Brexiteer Tories table amendments aiming to block Theresa May's Brexit plans


Pro-Brexit Conservative MPs are threatening a rebellion against Theresa May by tabling amendments in the Commons aiming to obstruct the cabinet’s Brexit proposals.

It comes as the prime minister faces intensifying pressure from the Eurosceptic wing of her party to drop her Chequers agreement on the future UK-EU relationship – a plan that has already led to resignations of cabinet heavyweights Boris Johnson and David Davis.

Jacob Rees-Mogg, who chairs the European Research Group (ERG) of Tory MPs, has laid down four amendments to the government’s Customs Bill which MPs could be asked to vote on next week.

The amendments were lodged today and Priti Patel, the former cabinet minister, has also signed the documents alongside Marcus Fysh, John Redwood, Bernard Jenkin and Craig McKinlay.

While it is highly unlikely Labour would support Mr Rees-Mogg and the hardline Brexiteers on the Tory backbenches it would be the first significant test of strength for Ms May’s Brexit critics.

One of the amendments if passed will prohibit the UK collecting tax or duties on behind of another territory “without reciprocity”. This would cause a serious headache for Downing Street as it would block the current proposal of a “facilitated customs arrangement” which aims to collect taxes after Brexit – on behalf of the EU – for goods passing through the UK en route to the continent.

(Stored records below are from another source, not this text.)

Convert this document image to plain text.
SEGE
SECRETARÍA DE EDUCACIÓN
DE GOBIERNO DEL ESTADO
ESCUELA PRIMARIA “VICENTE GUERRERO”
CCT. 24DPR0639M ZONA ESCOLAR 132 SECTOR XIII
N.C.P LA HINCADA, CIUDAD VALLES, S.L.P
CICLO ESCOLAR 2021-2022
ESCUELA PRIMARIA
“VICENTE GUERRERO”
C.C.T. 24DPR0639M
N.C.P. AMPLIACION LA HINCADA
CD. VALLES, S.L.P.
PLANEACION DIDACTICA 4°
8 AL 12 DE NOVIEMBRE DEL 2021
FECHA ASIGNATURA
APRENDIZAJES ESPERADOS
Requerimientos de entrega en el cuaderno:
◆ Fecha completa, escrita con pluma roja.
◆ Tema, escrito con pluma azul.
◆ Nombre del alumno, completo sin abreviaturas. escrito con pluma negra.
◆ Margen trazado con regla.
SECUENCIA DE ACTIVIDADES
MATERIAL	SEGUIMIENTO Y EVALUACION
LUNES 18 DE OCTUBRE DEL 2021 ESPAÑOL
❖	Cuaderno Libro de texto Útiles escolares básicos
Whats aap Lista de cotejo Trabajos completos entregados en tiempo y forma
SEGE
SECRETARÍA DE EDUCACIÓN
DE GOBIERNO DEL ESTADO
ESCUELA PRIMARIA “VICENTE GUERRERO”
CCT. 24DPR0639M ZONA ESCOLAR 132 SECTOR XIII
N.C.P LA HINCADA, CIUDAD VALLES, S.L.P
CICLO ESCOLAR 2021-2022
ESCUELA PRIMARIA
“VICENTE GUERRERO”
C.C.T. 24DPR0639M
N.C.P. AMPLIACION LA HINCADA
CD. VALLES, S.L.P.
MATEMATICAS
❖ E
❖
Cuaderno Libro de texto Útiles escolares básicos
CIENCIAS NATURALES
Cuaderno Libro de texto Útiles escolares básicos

A second amendment orders the government to commit itself in law not to allow a customs border down the Irish Sea. This has the support of the DUP MP Sammy Wilson.

Ms Patel told The Independent: “The British people need firm guarantees that when we leave the EU we will have the freedom to make our own trade deals and not be subject to any EU control or veto. Our future prosperity rests on us being a global beacon of free trade reaching out and securing trade deals with emerging and fast growing economies.

“The 17.4m people who voted to leave the EU and those who backed the Conservative manifesto expect Britain to have these freedoms and for there to be no future EU meddling in our trade policy and economy.”

Speaking to The Sun newspaper, Mr Rees-Mogg added: “Unfortunately Chequers was a breakdown in trust. Brexit meant Brexit, but now it appears Brexit means remaining subject to European laws. I believe this will help the government stick to the promises it made.

“It may resolve the dilemma the Prime Minister faces. Does she rely on Labour votes to achieve Brexit or does she change her mind and go back to Lancaster House. Will she stick to her earlier words?”

But Liam Fox, the international trade secretary, earlier told a Commons committee the Chequers plan was designed to be a “credible offer” to the EU in order to take the negotiations forward.

“We hope that they will respond positively to that,” he said.